In his 2015 budget address, Gov. Tom Wolf said “It’s not good enough to just say no and continue with the same old same old.” More recently, taking to social media, the governor said “We cannot continue with the status quo in Pennsylvania.”
The reality is, higher government spending and raising taxes—while ignoring key fiscal reforms—is the status quo in Pennsylvania.
Higher taxes on working families
The steady rise in spending has pushed up the tax burden on Pennsylvania families to the 15th highest in the nation. As Philadelphia Daily News columnist John Baer has pointed out, every governor since the 1970s has increased the burden.
Wolf’s tax increase proposals—whether his initial proposal of $1,400 more per family of four, his second of $1,000 per family of four, or his third of $750 per family—would prolong the troubling trend.
Fewer jobs and slower economic growth for Pennsylvanians
As a result of the burden of government spending and taxation, Pennsylvania has lagged the rest of the nation in economic growth.
From 1970 to 2014, Pennsylvania ranked a dismal:
- 49th in job growth,
- 45th in personal income growth, and
- 48th in population growth.
Gov. Wolf’s tax proposals would accelerate the decline of Pennsylvania’s economy. In fact, Wolf’s original tax plan would have cost the state 40,000 private sector jobs.
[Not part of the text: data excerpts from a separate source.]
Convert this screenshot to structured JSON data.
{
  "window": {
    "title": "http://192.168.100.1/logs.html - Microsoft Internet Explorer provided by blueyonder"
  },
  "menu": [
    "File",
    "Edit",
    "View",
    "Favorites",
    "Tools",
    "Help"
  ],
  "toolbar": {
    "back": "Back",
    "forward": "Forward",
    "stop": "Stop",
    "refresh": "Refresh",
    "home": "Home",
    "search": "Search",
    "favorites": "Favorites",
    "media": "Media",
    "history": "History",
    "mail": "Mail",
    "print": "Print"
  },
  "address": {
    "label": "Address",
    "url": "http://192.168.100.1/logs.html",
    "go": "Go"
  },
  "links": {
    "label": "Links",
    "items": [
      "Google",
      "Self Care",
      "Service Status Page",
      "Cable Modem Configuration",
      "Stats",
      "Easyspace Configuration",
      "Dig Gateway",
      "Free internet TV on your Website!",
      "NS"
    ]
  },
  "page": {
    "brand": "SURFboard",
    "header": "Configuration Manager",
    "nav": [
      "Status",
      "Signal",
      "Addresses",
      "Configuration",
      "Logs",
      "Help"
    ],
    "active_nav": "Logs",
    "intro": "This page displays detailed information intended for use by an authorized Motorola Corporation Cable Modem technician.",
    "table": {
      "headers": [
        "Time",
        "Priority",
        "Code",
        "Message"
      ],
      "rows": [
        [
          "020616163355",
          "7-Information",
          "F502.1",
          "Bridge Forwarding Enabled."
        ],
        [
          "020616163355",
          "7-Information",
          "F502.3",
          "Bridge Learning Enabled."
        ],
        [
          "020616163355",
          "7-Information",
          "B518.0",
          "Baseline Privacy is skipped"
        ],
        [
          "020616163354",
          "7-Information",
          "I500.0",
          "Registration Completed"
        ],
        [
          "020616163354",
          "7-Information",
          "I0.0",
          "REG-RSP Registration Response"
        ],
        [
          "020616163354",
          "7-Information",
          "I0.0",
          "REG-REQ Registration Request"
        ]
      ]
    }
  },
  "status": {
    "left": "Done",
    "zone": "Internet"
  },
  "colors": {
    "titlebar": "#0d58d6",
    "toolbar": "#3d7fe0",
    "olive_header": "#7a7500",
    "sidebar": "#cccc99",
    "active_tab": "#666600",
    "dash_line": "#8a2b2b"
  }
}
A prohibition-era government-run liquor monopoly
Pennsylvania remains one of only two states with a complete government monopoly over wine and liquor sales. A majority of Pennsylvanians support letting private retailers and grocery stores sell wine and liquor, but Gov. Wolf vetoed such a plan to the delight of union executives.
Not only does the state store system deny consumers choice and convenience, its existence creates a conflict of interest in which government regulates and promotes alcohol purchases.
Moreover, the government liquor monopoly preserves a corrupt system in which bureaucrats have been indicted and convicted for taking bribes and accepting gifts (and trips to strip clubs) from vendors.
The culture of corruption at the PLCB shows precisely why Gov. Wolf was wrong to veto liquor privatization. When a few bureaucrats control what products Pennsylvania residents can buy, it's no surprise vendors offer lavish gifts to earn bureaucrats’ favor.
A broken pension system fueling the property tax crisis
In July 2015, Gov. Wolf vetoed a pension reform bill that would put new state and school employees into a plan with a defined contribution component (like a 401k). Despite some of Wolf’s rhetoric, credit rating agencies actually look favorable on moving employees to a defined-contribution plan.
Wolf has resisted any real reform to the state’s pension systems, the costs of which have led to higher property taxes and teacher layoffs.
In 2015, the pension plan for school teachers failed to meet investment return projections. School districts and state taxpayers will have to find even more cash to make good on retirement promises, putting the squeeze on the state and local budgets.
Political privileges at taxpayers’ expense
During the 2014 campaign, 12 government unions gave Wolf $3.4 million in direct campaign contributions and millions more in indirect support from union dues. Since taking office, Wolf has been negotiating—behind closed doors—contracts worth billions with many of those same unions.
Two reforms would create greater transparency and accountability in government unions’ political activities. The first would require the terms and costs of union contracts to be posted publicly before they go into effect. The second reform—paycheck protection—would end taxpayer collection of union political money.
But Wolf has refused to support these commonsense measures.
The governor is right when he says we can’t continue with the status quo. Unfortunately, he’s the one blocking the changes Pennsylvania needs: lower taxes on working families, pension reform, liquor privatization, paycheck protection, contract transparency, and more jobs so that all Pennsylvanians can flourish.